I won't attempt to offer any advice one way or the other, but I will share my story and experience.
If it helps you, that's great.

I was 23yo when I made the decision to have it done. I was married to a beautiful woman, inside & out. The girl of my dreams. Couldn't imagine ever being apart from her. It just didn't even enter the thought process.
We loved each other like WHOA!

She had a son from a previous relationship who I loved and was raising as my own. We had a daughter together. Three months after she was born my wife became pregnant with our son. He was born almost exactly a year later.
I found myself being 22yo father raising and supporting three kids.
I had left school to take a full-time position to support my family.
Times were kinda tough, but we were all very happy.
My wife and I discussed options for preventing another pregnancy at this point. We both figured we would be together forever, and now we both had a son and a daughter. What more could you want, right? We didn't want or we couldn't afford anymore. We discussed having her tubes tied, but quickly came to understand that me having a vasectomy was much simplier, so I agreed to get it done.
I had to convince the urologist to do the proceedure. He didn't want to do it at first because I was so young.

A few months after my son was born he began exhibiting some peculiar behaviors for a child his age. My wife insisted he was fine. He went to the doctor for his regular checkups and his height and weight were always fine for his age. Blood work, shots, and everything always went fine. But by the time he was about 2.5 I had finally convinced my wife to let me take him to be evaluated at childrens hospital. The behavior specialist took about 2 minutes to determine that our son was autistic. He exhibited all the textbook behaviors and symptoms. Looking back on the day he was born I knew there was something different about him the minute he was born. I could just tell, I can't explain it, I just felt it. My wife and I both began regretting our decision to not have anymore kids.

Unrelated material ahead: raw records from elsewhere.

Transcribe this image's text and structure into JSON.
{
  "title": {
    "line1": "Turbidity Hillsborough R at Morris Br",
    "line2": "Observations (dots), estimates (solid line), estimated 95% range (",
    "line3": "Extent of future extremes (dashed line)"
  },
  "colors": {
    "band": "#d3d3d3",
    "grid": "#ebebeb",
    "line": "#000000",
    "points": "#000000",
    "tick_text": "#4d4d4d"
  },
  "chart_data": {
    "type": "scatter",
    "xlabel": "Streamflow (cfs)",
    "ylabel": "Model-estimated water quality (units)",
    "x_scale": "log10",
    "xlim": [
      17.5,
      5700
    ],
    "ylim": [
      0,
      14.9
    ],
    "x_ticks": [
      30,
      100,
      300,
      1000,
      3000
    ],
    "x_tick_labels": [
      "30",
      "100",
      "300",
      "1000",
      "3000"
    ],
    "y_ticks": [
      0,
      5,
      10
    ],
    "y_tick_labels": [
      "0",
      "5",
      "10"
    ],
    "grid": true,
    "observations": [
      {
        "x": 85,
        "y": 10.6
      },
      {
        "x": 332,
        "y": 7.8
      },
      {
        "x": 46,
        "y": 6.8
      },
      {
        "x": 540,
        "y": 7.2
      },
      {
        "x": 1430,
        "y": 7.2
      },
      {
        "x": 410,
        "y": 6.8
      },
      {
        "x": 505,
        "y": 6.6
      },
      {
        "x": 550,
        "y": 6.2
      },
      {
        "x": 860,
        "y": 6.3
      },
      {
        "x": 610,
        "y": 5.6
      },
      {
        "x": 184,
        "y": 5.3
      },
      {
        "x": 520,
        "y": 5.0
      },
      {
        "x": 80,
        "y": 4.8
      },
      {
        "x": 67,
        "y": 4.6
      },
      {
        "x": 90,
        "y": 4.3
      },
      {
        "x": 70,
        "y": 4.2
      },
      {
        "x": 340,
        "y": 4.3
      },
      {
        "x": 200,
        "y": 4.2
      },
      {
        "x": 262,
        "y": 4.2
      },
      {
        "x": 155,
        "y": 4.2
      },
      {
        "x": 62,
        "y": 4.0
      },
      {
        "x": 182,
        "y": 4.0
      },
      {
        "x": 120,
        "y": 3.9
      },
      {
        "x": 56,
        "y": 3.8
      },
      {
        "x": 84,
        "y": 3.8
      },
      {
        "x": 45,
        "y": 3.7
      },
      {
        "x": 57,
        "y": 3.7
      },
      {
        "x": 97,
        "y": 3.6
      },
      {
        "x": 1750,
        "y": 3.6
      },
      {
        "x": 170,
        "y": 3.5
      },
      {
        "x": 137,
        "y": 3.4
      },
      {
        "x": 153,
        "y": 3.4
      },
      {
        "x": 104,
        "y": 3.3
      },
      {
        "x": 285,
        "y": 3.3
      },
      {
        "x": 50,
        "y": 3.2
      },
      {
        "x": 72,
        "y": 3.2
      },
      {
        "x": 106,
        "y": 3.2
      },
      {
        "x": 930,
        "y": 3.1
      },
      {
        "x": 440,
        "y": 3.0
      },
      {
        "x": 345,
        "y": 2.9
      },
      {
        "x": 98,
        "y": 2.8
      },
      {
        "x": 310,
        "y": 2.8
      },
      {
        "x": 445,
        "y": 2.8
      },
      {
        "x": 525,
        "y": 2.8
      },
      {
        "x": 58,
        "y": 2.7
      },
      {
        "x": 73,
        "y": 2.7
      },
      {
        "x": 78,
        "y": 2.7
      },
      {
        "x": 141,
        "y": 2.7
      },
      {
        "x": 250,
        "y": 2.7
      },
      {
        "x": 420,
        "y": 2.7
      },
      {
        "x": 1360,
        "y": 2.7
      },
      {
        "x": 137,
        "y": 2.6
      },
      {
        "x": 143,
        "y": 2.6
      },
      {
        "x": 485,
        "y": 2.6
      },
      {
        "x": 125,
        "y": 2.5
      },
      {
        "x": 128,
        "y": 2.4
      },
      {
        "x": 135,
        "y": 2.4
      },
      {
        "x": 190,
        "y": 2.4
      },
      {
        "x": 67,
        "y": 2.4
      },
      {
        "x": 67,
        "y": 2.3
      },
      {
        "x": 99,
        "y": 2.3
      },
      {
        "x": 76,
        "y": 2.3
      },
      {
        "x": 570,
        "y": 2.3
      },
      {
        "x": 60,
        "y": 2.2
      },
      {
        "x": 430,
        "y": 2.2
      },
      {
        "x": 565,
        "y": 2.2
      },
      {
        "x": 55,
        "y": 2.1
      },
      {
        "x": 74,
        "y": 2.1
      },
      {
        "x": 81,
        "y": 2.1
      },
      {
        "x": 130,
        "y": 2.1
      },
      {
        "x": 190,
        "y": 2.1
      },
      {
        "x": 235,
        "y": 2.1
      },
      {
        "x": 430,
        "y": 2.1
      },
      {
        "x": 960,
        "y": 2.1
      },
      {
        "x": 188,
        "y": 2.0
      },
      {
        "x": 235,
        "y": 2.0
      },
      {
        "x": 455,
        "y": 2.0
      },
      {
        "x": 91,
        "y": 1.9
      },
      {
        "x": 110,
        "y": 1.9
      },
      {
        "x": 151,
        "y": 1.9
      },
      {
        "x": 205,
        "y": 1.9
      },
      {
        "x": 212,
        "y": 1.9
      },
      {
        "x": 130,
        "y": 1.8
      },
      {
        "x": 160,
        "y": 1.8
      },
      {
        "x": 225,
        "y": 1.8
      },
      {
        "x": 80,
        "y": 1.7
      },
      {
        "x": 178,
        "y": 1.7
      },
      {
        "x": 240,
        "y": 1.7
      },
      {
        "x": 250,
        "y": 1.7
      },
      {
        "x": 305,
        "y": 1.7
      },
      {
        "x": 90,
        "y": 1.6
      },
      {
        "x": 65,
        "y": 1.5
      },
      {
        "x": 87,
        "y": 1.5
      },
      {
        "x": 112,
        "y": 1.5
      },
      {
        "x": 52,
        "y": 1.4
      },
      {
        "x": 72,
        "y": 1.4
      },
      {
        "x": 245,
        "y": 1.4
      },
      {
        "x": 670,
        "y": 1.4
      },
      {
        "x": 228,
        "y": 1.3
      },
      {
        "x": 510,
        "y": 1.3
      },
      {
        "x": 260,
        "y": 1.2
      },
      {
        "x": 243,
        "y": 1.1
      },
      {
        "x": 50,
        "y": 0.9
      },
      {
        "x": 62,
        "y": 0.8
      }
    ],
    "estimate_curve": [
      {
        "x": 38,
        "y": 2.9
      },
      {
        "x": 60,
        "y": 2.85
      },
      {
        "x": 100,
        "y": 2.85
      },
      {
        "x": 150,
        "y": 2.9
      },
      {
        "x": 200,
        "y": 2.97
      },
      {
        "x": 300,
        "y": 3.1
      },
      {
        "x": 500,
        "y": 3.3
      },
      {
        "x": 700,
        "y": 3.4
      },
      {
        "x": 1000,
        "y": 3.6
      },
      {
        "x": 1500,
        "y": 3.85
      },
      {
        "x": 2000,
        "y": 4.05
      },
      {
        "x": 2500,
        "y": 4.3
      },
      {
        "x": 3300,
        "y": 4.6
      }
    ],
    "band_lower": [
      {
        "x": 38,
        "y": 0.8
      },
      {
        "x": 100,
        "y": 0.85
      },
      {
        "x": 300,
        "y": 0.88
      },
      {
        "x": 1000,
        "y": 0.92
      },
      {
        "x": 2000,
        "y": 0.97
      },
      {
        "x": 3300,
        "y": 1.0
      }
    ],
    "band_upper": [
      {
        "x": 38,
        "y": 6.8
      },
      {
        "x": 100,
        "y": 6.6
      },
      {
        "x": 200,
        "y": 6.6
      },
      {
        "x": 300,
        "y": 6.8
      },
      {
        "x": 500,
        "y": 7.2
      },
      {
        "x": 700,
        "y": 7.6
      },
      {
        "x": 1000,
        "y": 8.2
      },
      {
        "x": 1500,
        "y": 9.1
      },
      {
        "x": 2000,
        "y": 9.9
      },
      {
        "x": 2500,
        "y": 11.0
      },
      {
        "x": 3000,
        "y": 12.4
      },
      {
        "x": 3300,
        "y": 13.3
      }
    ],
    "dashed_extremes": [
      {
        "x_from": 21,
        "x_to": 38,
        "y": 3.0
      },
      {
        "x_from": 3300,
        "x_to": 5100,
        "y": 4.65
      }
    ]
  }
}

By about the time my kids were about 8-10 years old my wife began having mental issues herself. She was diagnosed paranoid schizophrenic and manic depressive. She was admitted and released from mental hospitals half a dozen times in about a year. Our marriage obviously fell apart as she became ill and wanted no part of her kids or me. I watched the woman I thought I was going to spend the rest of my life with degrade into insanity and become someone very sad and scary. I was left to raise my kids on my own and she moved back with her mother in between even more stays in the hospital.

After a few years of being a single parent I met someone via this very message board. We began an relationship and eventually moved in together. My kids grew to love her and look to her as a mother figure. Our relationship was good, but one of the issues we had to contend with was the fact that she wanted kids of her own very much. Although it is something I made her aware of very early in our relationship, we both ignored it in the begining. But the older she got, the more she started seeing the clock ticking away for her to have children. We discussed having my vasectomy reversed. We even discussed adoption. Both were alternatives we couldn't afford (both were about $10k). And starting over with another child was not really something I wanted to do at that point in life anyway. I can't say it was the only reason we broke up, but it was one of the reasons. It definitely led to a lot of disagreements and tension in the relationship.

I've luckily managed to meet a great girl who doesn't want kids, and doesn't think she can have them anyway. So my being snipped will hopefully never become an issue.

So in my experience, I'm not sure if I had the opportunity to go back and change my decision, if I would. At some points in my life, getting snipped was the right choice. Then at a later point in life it became a hinderence.
Life takes you places you never think you'd wind up in a million years.
I thought I was going to get married, raise my kids, have the dream family with the dream house.
Nobody ever thinks they're gonna wake up at almost 40yo, Divorced, single father of a special needs child, and just hoping I may have just found someone who could come close to the love I once felt for my wife.